There are two main designs:

  1. Water powered - The senior is lowered and raised by filling and draining water in a bladder under the seat portion of the lift. This is the most cost effective design and hooks up to the existing water faucet.
  2. Battery powered - This senior is lowered and raised by batter power. The batteries last up to 6 uses and usually will not lower unless it has enough power to return the user to the bathtub edge. The batteries come with a recharger.

Some people are worried about having batteries or electric powered components near the water. This is not a problem.

For electric powered bath lifts, the batteries are recharged through a plug-in away from the bathtub (and the water).

The hydraulic (water) powered bath lifts fill up like a bladder and no battery is needed. Water powered bath tub lifts are generally not as nice to use as electric powered bath tub lifts.

How to Fit

  1. Lay a board across the top of your bathtub.
  2. Measure from the middle of the base of the tub to the bottom of the board. This will give you the approximate height your bath tub lift will need to be.
  3. Measure the width from the outer edges of the lips of the bathtub. This will give you the width needed for your bathtub lift.
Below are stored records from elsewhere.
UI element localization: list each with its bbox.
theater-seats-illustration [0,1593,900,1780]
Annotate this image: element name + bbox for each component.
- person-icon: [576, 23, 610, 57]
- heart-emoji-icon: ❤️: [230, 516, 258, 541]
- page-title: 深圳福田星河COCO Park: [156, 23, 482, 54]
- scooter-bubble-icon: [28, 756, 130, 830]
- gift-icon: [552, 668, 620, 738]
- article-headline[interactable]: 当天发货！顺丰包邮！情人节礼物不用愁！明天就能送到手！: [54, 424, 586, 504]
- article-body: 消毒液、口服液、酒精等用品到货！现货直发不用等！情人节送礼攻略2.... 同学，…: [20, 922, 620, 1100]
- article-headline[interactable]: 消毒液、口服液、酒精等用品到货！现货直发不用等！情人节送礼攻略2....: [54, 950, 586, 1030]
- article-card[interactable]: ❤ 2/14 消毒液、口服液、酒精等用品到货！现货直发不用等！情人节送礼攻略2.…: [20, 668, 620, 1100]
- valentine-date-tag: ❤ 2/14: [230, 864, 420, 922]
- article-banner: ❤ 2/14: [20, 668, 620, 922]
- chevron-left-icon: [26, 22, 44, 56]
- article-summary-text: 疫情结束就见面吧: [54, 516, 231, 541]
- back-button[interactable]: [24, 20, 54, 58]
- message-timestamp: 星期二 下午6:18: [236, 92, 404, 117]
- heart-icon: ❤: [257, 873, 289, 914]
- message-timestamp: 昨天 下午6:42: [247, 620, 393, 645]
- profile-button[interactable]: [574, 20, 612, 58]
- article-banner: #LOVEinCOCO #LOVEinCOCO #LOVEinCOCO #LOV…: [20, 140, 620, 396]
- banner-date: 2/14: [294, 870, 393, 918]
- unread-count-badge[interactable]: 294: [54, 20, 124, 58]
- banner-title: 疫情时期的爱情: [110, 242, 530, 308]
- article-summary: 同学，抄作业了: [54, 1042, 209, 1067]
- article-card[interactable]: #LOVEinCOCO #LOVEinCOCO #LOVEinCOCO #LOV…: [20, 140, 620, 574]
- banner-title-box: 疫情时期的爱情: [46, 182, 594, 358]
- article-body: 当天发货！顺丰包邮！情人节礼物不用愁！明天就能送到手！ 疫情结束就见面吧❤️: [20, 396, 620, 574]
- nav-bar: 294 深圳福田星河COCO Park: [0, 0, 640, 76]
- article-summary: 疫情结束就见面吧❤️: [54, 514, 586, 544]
Weight Capacity: Don't forget to check the weight capacity.

How to Use

bathtub lifts

A bath lift chair is used to get the elderly person down to the bottom of the tub and give them a relaxing soak in hot water.

A bath lift chair is also used to allow the senior to access the bathtub in sitting (thus preventing falls).

  1. Have your elderly parent sit on the middle of the edge of the bath tub lift (when it is in the upright position).
  2. Once they are feeling secure, they turn their body and lift one leg over the side of the bathtub (in sitting) and into the tub.
  3. Then they lift their other leg up and over the tub.
  4. When both legs are inside the bathtub, they can move their bottom towards the middle (still in sitting).
  5. Once secure in the middle and well balanced, they use the controller to move themselves down to the bottom of the tub.
  6. If they have the recline option, the backrest will start moving backwards once they are in the lowest position on the bottom of the bathtub. When they are in a comfortable amount of recline, they stop pushing the button.
  7. When they are done in the bath, they use the controller to move themselves back into upright at the top of the tub and do the reverse of 1, 2, 3 and 4.

How Much Do Bath Lifts Cost?

Bath tub lift chairs usually cost between $1000 and $3000.